Elips tipi örgütlenme, eylem ile prova, tören, şölen vd. arasındaki ayrımı net bir şekilde ortaya koymaktadır. Eylem ile tören aynılaşırsa (ki çoğu zaman aynılaşıyor) bu vakit karşımıza mekanik eylemcilik çıkar. Eylemin özel günlerde (çoğunlukla hafta sonları) olması, önceden planlanması, duyurusunun yapılması elbette önemlidir. Ama bir süre sonra her şeyin sabitlenmesi (konuşmacısından atılacak sloganına, taşınacak flamasına kadar) tehlikelidir. Böyle olursa kendi kendini kendinden koruyan özel koruyucular eşliğinde merasimler olarak kalır ve kalmaktadır.

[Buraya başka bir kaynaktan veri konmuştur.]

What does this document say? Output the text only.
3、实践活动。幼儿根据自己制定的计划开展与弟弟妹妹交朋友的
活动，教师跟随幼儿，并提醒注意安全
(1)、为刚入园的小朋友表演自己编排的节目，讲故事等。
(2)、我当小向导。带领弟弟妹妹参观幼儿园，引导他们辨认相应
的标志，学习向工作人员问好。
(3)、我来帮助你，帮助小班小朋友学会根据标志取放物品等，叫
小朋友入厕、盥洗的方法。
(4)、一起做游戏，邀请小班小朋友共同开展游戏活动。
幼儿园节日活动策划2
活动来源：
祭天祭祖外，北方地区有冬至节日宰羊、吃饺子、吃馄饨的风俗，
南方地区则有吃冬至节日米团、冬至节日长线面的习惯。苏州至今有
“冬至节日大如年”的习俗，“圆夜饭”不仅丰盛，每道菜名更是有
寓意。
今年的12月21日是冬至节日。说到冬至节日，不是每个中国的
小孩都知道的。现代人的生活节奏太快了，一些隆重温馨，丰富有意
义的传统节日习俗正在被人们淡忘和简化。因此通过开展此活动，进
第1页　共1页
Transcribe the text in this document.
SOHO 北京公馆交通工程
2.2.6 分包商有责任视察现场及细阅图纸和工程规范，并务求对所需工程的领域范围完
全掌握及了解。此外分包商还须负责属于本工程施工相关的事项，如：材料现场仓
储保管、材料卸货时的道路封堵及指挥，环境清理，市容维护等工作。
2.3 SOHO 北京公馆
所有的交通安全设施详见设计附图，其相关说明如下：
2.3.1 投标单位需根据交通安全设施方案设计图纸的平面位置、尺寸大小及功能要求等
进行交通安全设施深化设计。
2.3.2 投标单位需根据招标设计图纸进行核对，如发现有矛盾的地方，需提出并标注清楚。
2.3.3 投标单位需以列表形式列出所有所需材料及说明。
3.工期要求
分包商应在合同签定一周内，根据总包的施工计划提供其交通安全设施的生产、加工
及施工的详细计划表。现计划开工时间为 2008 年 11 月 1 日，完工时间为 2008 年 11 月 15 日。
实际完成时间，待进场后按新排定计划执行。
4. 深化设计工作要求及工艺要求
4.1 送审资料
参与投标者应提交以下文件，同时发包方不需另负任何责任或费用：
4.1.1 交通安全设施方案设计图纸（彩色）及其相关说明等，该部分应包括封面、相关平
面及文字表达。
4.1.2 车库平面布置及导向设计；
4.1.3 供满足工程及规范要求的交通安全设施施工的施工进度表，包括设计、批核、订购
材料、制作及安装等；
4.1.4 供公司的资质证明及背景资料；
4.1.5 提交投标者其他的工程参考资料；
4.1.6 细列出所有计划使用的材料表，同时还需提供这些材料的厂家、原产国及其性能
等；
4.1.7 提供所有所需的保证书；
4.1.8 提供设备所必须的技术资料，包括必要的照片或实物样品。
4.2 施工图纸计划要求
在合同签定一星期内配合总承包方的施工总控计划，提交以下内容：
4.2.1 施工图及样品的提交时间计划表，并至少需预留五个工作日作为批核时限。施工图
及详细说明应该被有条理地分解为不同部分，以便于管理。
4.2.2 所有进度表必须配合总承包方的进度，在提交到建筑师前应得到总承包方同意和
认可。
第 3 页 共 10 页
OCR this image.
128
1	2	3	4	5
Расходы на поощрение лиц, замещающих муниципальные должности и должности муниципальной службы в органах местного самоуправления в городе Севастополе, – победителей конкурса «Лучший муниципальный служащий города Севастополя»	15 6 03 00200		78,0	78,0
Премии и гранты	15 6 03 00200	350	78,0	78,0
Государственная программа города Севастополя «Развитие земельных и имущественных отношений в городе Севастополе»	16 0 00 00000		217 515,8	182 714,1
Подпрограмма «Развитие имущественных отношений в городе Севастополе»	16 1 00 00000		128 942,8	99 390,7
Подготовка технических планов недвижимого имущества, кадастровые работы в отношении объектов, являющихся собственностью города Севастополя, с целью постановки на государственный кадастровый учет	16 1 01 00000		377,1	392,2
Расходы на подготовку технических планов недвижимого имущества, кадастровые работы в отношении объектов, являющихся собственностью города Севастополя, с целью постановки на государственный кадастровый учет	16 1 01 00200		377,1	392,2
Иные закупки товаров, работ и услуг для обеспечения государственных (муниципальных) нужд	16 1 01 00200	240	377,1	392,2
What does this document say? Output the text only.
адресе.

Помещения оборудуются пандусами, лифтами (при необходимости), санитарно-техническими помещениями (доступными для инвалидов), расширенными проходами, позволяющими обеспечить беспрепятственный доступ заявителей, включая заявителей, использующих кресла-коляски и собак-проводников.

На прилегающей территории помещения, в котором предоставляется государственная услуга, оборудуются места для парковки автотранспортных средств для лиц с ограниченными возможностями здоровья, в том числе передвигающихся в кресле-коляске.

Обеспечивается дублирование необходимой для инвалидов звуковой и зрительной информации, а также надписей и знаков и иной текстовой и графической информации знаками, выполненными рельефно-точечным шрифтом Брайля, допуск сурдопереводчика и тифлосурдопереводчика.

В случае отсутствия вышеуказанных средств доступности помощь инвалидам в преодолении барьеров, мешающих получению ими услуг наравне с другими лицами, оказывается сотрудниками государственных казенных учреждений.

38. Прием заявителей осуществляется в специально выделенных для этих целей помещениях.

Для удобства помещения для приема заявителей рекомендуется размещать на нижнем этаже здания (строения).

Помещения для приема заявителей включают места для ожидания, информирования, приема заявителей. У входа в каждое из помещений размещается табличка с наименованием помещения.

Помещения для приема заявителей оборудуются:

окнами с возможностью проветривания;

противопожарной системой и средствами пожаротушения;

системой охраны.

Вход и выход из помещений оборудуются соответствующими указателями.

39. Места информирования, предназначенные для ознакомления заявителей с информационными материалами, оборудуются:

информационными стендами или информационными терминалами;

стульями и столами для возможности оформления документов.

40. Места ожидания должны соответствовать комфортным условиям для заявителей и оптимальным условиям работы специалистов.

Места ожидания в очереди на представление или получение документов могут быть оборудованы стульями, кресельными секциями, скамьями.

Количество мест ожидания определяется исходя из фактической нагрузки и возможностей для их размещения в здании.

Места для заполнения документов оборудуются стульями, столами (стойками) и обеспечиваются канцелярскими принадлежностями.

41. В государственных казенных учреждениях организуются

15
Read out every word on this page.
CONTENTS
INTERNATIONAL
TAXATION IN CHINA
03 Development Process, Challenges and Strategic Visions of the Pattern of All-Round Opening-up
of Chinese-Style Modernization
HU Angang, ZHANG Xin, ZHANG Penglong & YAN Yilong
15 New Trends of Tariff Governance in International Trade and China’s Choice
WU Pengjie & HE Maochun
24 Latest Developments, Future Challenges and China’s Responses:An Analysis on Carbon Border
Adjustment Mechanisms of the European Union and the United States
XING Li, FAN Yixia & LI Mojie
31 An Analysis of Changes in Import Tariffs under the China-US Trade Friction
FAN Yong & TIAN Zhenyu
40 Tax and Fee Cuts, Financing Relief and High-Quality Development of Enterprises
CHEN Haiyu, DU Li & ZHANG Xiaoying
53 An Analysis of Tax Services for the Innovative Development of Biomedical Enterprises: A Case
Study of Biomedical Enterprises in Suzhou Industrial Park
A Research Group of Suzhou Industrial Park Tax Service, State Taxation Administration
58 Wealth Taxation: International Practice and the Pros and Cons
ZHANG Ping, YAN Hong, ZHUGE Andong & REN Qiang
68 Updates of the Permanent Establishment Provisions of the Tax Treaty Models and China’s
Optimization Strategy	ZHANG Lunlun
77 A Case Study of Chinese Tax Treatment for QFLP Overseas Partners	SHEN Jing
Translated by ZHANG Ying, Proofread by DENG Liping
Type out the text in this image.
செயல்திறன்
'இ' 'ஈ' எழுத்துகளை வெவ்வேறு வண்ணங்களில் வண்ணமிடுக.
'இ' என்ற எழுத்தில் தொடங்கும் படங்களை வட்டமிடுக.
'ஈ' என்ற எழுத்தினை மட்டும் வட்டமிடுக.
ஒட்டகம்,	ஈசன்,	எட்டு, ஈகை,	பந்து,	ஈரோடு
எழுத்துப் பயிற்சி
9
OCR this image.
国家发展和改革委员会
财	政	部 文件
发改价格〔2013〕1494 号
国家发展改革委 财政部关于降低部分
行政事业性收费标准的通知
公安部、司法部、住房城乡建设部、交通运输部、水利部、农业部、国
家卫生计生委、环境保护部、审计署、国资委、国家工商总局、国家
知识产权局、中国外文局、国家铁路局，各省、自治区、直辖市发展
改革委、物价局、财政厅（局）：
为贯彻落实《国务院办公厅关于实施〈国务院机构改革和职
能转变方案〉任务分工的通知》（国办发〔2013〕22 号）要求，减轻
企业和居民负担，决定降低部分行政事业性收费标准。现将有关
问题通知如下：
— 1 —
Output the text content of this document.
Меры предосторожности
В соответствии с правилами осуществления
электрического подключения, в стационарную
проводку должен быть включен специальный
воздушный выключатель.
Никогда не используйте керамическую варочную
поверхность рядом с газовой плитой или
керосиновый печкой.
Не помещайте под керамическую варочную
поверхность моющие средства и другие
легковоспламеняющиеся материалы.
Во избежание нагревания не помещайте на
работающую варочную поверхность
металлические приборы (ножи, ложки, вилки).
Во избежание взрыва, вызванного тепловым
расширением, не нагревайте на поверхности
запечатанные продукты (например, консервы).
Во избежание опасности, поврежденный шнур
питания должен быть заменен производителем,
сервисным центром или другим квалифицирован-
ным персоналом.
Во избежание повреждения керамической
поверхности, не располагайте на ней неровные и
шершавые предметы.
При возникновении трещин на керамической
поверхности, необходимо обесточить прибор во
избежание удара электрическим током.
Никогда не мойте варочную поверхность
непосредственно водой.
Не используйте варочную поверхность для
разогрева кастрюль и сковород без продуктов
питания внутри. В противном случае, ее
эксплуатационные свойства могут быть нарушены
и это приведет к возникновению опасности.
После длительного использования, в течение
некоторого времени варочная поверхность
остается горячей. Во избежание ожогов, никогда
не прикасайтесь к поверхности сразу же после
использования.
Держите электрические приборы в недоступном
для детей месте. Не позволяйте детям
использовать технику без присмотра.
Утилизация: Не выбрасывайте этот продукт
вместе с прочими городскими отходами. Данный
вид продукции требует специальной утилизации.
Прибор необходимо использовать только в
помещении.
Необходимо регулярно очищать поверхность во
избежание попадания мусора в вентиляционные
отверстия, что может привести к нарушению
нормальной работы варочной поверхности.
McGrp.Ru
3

Elips tipi örgütlenme protesto ile şikayet etme arasındaki gri çizgiyi netleştiren yapıdadır. Bir eylem salt olarak şikayete bürünüyorsa karşısında şikayet edebileceği bir şeyler arıyor demektir. Bu eğer bir makam ise o zaman kollama, korunma, gözetlenme… isteniyordur. Bu ayrıcalıklar (ki bunlar geçici göz boyamalardır) alınınca şikayette ortadan kalkar, eylemde.
Ekolojik örgütlenmelerin en çok uğradıkları durağın adı: Umutlu umutsuzluklar durağıdır. Açalım bunu. Bir şeylerin değiştirilebileceğine gerçekten inanmadan, kıyısından köşesinden dostlar alış verişte görsün hesabı az oradan az buradan…. işte bu umutlu umutsuzluktur. Tam bir; canım taş atmak istiyor ama taşın canı istemiyor hali…
Bir durum tespiti ile devam edelim. Baskının yukarıdan aşağıya örgütlenmesi her yerimizi sarmış durumda. Bu dikey baskıcı anlayış sorunlarımızı numaralandırmakta. 1. sorun şu, 2. sorun bu… Bu numaralandırma sonucu birinci yada ikinci sorun (gerçekten sorun olup olmadığı da tartışmalıdır çoğu zaman) öne çıkmakta (çıkarılmakta) diğerleri geriye doğru itilmekte. Durum böyle olunca ekolojik sorunlar bundan nasibini almakta. Tartışılması, gündem olması engellenmekte.
Ekolojik örgütlenme de başka iradeye değil yeni siyasete ihtiyacımız olduğu kesin. Bu yeni siyasetin yol haritası da elips şeklinde kurulmalıdır. Ve en önemlisi de hareketin liderinin hareketin kendisi olmasıdır.